Grooper 21.00.0082 is available as of 12-12-2023! Check the Downloads Discussion for the release notes and to get the latest version.
Grooper 23.1.0016 is available as of 03-15-2024! Check the Downloads Discussion for the release notes and to get the latest version.
Grooper 23.00.0042 is available as of 03-22-2024! Check the Downloads Discussion for the release notes and to get the latest version.
Document separate by value!
DungVu
Posts: 88 ✭
Currently we have a step in the process to do document separation by value change of invoice number. In the above screen-shot, the page #2 is actual an invoice but it was miss fired the invoice number and was append to previous folder. We have tried to setup multi separator with an addition of event based separator for page count of 1. But it doesn't work either. It put the loose page in a folder for classification but the multi page invoice has been split into single page folder. Please give us some direction or method to get this setup to get the loose page in it own folder and multi pages invoice will be in it own folder.
Thank you.
0
Answers
So here's something like how it should be working.
---New Document---
Page 1 - invoice number:01
Page 2 - invoice number:01
--- New Document---
Page 3 - invoice number:02
--- New Document----
Page 4 - invoice number:03
Page 5 - invoice number:03
Page 6 - invoice number:03
---New Document----
Page 7 - invoice number:04
But it's doing something like this?
---New Document---
Page 1 - invoice number:01
Page 2 - invoice number:01
Page 3 - invoice number:02
--- New Document----
Page 4 - invoice number:03
Page 5 - invoice number:03
Page 6 - invoice number:03
Page 7 - invoice number:04
If some pages aren't being detected by your separation extractor, you'll want to add another Data Type that will find something unique to the page you want it to separate on. You'd just need to see more examples of that document to see how consistent they are. The Facsimile example page doesn't have a label to anchor the Invoice Number off of, so it would need to be pretty specific to avoid grabbing other numbers.

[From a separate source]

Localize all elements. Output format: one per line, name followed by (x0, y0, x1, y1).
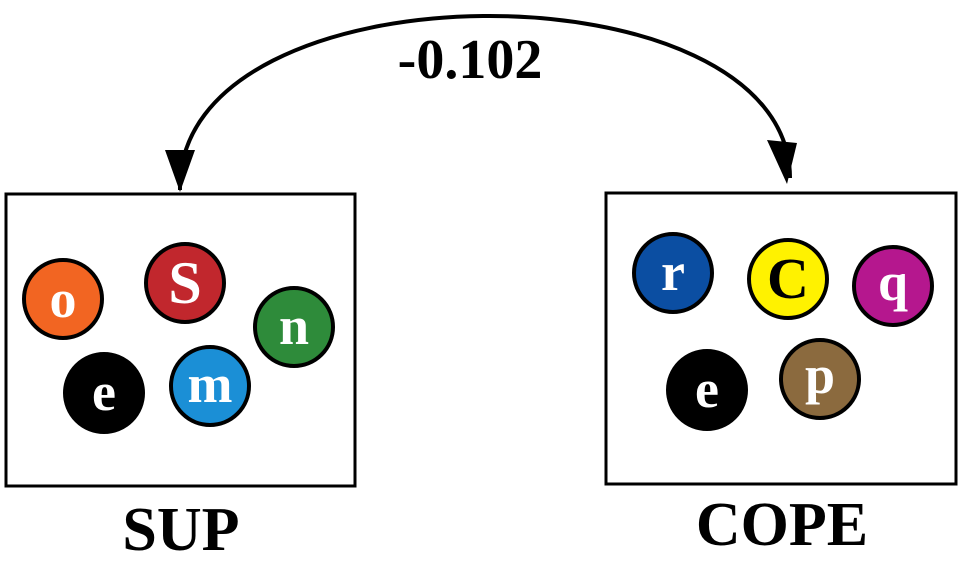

The key is to identify anything on the page that tells you that you're looking at page 1 of a document. You already have the "Change in Value" method for Invoice number, creating a new folder whenever a new invoice number appears. You could add a pattern-based separation extractor that finds and splits on any instance of the phrase "PAGE 1 of". You can then add new patterns to this extractor whenever new formats come in that fail to separate.